Похоже, тут и сам Сент-Экзюпери опасался, что отошел от земного и возможного. И потому к аллегорической фреске любви воина к своему врагу добавил некий юмористический штрих. О любви этой, сокрытой в недрах войны, Правитель хочет поведать одному из своих министров, приученному к пустым словам публичных речей. И приводит ему пример юной певицы, чья песня заставила плакать жестокого властителя и обезоружила его. На что министр отвечает: «Я не умею петь…»
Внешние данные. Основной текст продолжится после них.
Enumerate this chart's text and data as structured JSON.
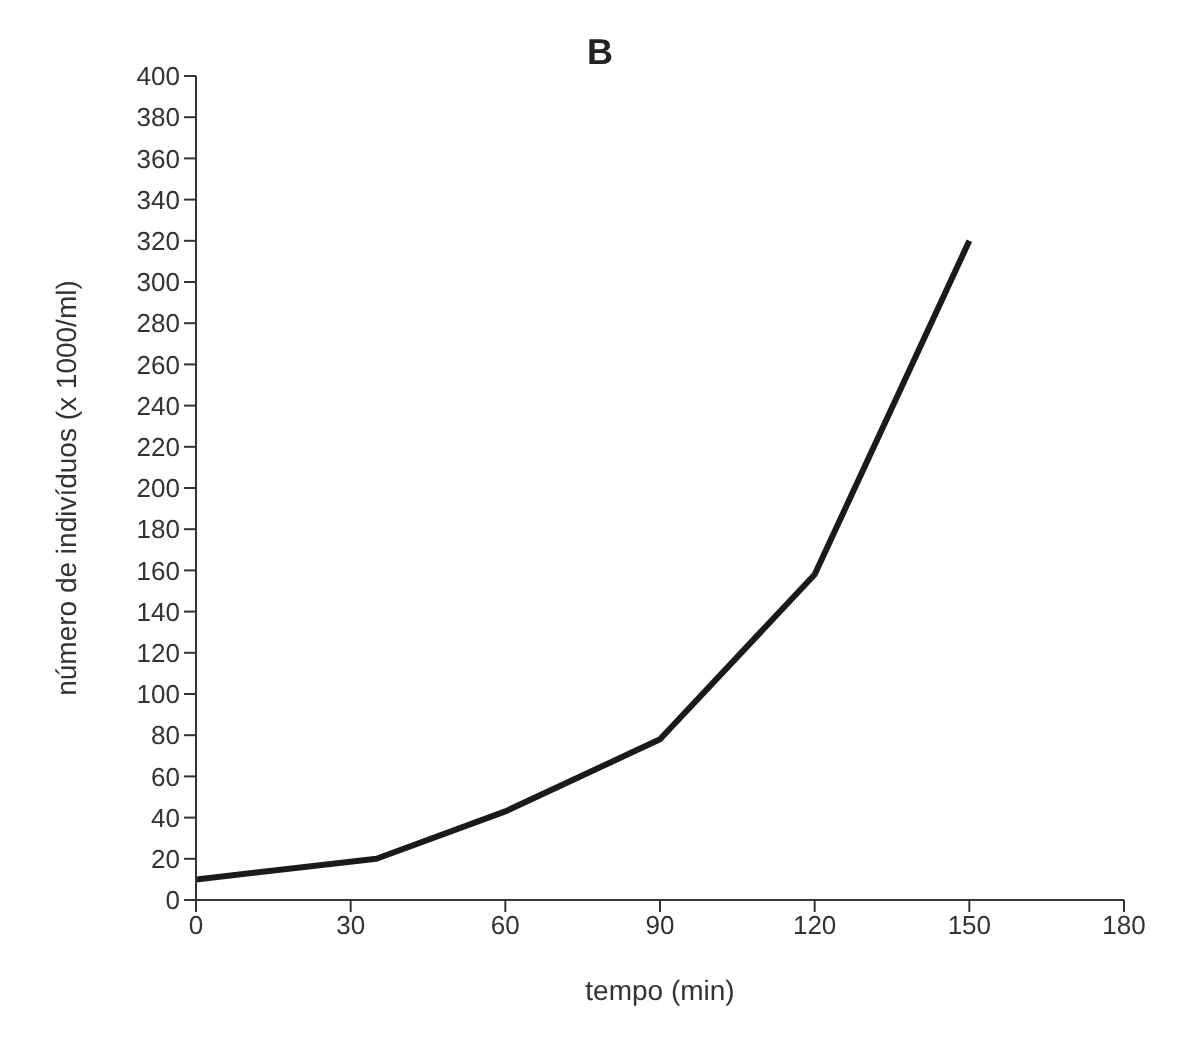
{
  "chart_data": {
    "type": "line",
    "title": "B",
    "xlabel": "tempo (min)",
    "ylabel": "número de indivíduos (x 1000/ml)",
    "x": [
      0,
      35,
      60,
      90,
      120,
      150
    ],
    "series": [
      {
        "color": "#1a1a1a",
        "values": [
          10,
          20,
          43,
          78,
          158,
          320
        ]
      }
    ],
    "xlim": [
      0,
      180
    ],
    "xticks": [
      0,
      30,
      60,
      90,
      120,
      150,
      180
    ],
    "ylim": [
      0,
      400
    ],
    "yticks": [
      0,
      20,
      40,
      60,
      80,
      100,
      120,
      140,
      160,
      180,
      200,
      220,
      240,
      260,
      280,
      300,
      320,
      340,
      360,
      380,
      400
    ],
    "grid": false,
    "legend": false,
    "marker": "none",
    "line_style": "solid"
  }
}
В результате какой взаимосвязи или подмены понятий идею справедливости у Сент-Экзюпери поглотила идея порядка? Быть может, он хочет сказать, что мир, в котором мы живем, достиг такого распада, что бесполезно пытаться привить ему справедливость, что справедливости не под силу воссоединить распавшиеся частицы? Не хочет ли он установить субординацию, основанную на истории, обычае и церемониале? Что касается нацизма, то я не стану оскорблять память Сент-Экзюпери, доказывая, что у него с нацизмом не было ничего общего. В «Планете людей», отступив от привычного для него правила говорить о вещах, имеющих отношение к политике, лишь аллюзиями, не прибегая к конкретной терминологии, он прямо называет нацизм явной политической ошибкой и гнусностью.
«Я ненавижу марксизм…» – писал он в одном из своих писем. Но что он имел в виду: философию Маркса или нынешнее применение его учения?
Я нисколько не сомневаюсь в том, что философия Маркса его не привлекала. Но если бы до 1941 года он всей душой ненавидел марксизм, мне это было бы известно, в этом я ничуть не сомневаюсь.
На сей счет мы не обменивались значимыми научными мыслями. Я лишь помню, как однажды он взял с рабочего стола, сплошь покрытого рисунками, словно предвосхищавшими рисунки «Маленького принца», экземпляр сборника под названием «В свете марксизма». Пролистав его, он показал мне подчеркнутый пассаж на помеченной странице и сказал: «Ну нет… Это неверно…» Я прочитал и тоже нашел, что «это неверно».
Я забыл текст, относительно которого мы пришли к согласию. Но это касалось не Маркса, а его толкователя. И я не вижу в этом никакого определенного проявления ненависти. К тому же моего друга нелегко было спровоцировать на ненависть. Он даже не выразил ни осуждения, ни презрения. Просто он не был согласен с автором главы.